One thing I have learned in 37 years of preparing Bible
lessons and sermons is that most doctrines relate in some way to the attributes
of God. If we get the doctrines of the
person and nature of God wrongly we many times will develop shortcomings in
other areas of the Bible. Most notably
when we see the Lord as anything other than absolutely sovereign in all things or
that he hasn’t ordained every detail of history to work out exactly as he has
determined before the world began. If instead one assumes that man or Satan or
nature can act independently of his decrees so that at times things happen that
he does not want to happen but was unable to control, we find ourselves unable
to deal biblically with his providence because we don’t see trials as
providence but bad things overcoming the providence of a loving but weak God.

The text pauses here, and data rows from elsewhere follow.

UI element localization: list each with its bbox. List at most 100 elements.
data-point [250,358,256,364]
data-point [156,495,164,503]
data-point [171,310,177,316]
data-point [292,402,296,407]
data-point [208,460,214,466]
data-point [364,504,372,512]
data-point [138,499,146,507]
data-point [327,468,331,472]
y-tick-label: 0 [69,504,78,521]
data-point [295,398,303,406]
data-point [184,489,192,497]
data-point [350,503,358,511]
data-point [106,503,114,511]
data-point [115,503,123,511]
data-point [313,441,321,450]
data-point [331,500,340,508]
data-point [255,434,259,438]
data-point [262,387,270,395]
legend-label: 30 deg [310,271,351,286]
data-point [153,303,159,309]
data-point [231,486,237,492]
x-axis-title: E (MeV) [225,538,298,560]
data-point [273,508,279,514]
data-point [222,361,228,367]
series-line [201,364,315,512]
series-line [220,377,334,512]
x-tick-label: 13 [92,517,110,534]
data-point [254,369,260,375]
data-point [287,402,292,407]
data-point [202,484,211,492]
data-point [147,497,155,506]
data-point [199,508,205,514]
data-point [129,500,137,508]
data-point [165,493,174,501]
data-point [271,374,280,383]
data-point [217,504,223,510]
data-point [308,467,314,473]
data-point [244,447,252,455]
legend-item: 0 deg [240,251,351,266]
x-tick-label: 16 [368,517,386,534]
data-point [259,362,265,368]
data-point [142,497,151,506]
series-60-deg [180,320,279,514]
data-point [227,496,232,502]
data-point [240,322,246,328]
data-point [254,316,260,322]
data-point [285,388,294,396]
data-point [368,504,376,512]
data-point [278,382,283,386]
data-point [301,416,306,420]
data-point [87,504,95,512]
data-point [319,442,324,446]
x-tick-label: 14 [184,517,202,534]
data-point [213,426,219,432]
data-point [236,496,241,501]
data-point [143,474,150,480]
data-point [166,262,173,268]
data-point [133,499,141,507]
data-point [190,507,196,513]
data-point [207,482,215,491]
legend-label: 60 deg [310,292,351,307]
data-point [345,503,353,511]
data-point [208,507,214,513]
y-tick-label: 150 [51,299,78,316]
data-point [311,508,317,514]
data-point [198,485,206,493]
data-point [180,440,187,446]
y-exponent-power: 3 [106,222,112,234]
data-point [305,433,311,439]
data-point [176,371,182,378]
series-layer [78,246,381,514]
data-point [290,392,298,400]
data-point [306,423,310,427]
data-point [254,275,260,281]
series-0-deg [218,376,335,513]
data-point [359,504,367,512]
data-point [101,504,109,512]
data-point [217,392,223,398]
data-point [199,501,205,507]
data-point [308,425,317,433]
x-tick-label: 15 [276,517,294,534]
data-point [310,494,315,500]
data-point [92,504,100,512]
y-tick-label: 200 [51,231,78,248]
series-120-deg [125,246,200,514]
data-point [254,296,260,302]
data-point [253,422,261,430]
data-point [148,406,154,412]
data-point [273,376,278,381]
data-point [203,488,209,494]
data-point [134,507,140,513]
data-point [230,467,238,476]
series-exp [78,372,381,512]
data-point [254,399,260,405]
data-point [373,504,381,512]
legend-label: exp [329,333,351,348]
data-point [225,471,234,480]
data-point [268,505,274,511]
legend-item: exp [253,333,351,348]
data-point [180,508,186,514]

When we deny God’s sovereignty in every detail we also set
ourselves up for weakness in another area; the infallible, inspiration of the
Bible. To be fair there are plenty of
people who deny God is sovereign in all things that do believe that the Bible
is the infallible Word of God, but their doctrine of God makes them inconsistent. Many more, because they don’t really believe God
can do what the Bible says he can do assume that the Bible is merely a few men’s
attempt to write down some things they experienced but we should not think that
God actually led them to write down only what he wanted them to, no more and no
less. This second group is consistent,
the first group is not. Let me try to
explain.
While the Calvinist states that all men are dependent on the
Lord initiating and effectually calling, saving and justifying them and that
left to their own devises no man can be saved, the Arminian argues that all men
have a morally free will that can tell God no or choose to believe but that it
is the individual and not God that makes the final determination. This is an old debate and I will not address
it in this article but let me say that this position causes another problem.
If man can resist the sovereign leading of God then who is
to say that the writers of the Bible didn’t add a few of their own thoughts
while writing their books? If they didn’t
add words how do we know that they didn’t delete a few ideas that they didn’t
like? Once you take a position that God
cannot force anyone to do his will, even by making him willing, you undermine
the infallible, inspiration of the entire Bible. You can’t have it both ways; we can resist
the Holy Spirit’s sovereign role in saving the elect one moment but that God
can absolutely make sure we do just what he wants us to do the next moment.
It is a little like the atheist who wants to live with a
moral worldview that he owes to the God of the Bible while he denies the very
God who has given us our sense of morality.
So the Arminian wants to believe that God is sovereign to move men to
write down his infallible words and make it to Heaven someday but refuses to
believe that he is powerful enough to overrule the affairs of men and
angels. But the fact of the matter is
that the only way God can know how the history of man was going to end
thousands of years into the future is if he is in total control of every
detail, at all times and in all things.
This is the God we worship when we gather at church and I don’t think
worship that robs him of his power and glory is worship worthy of our Lord.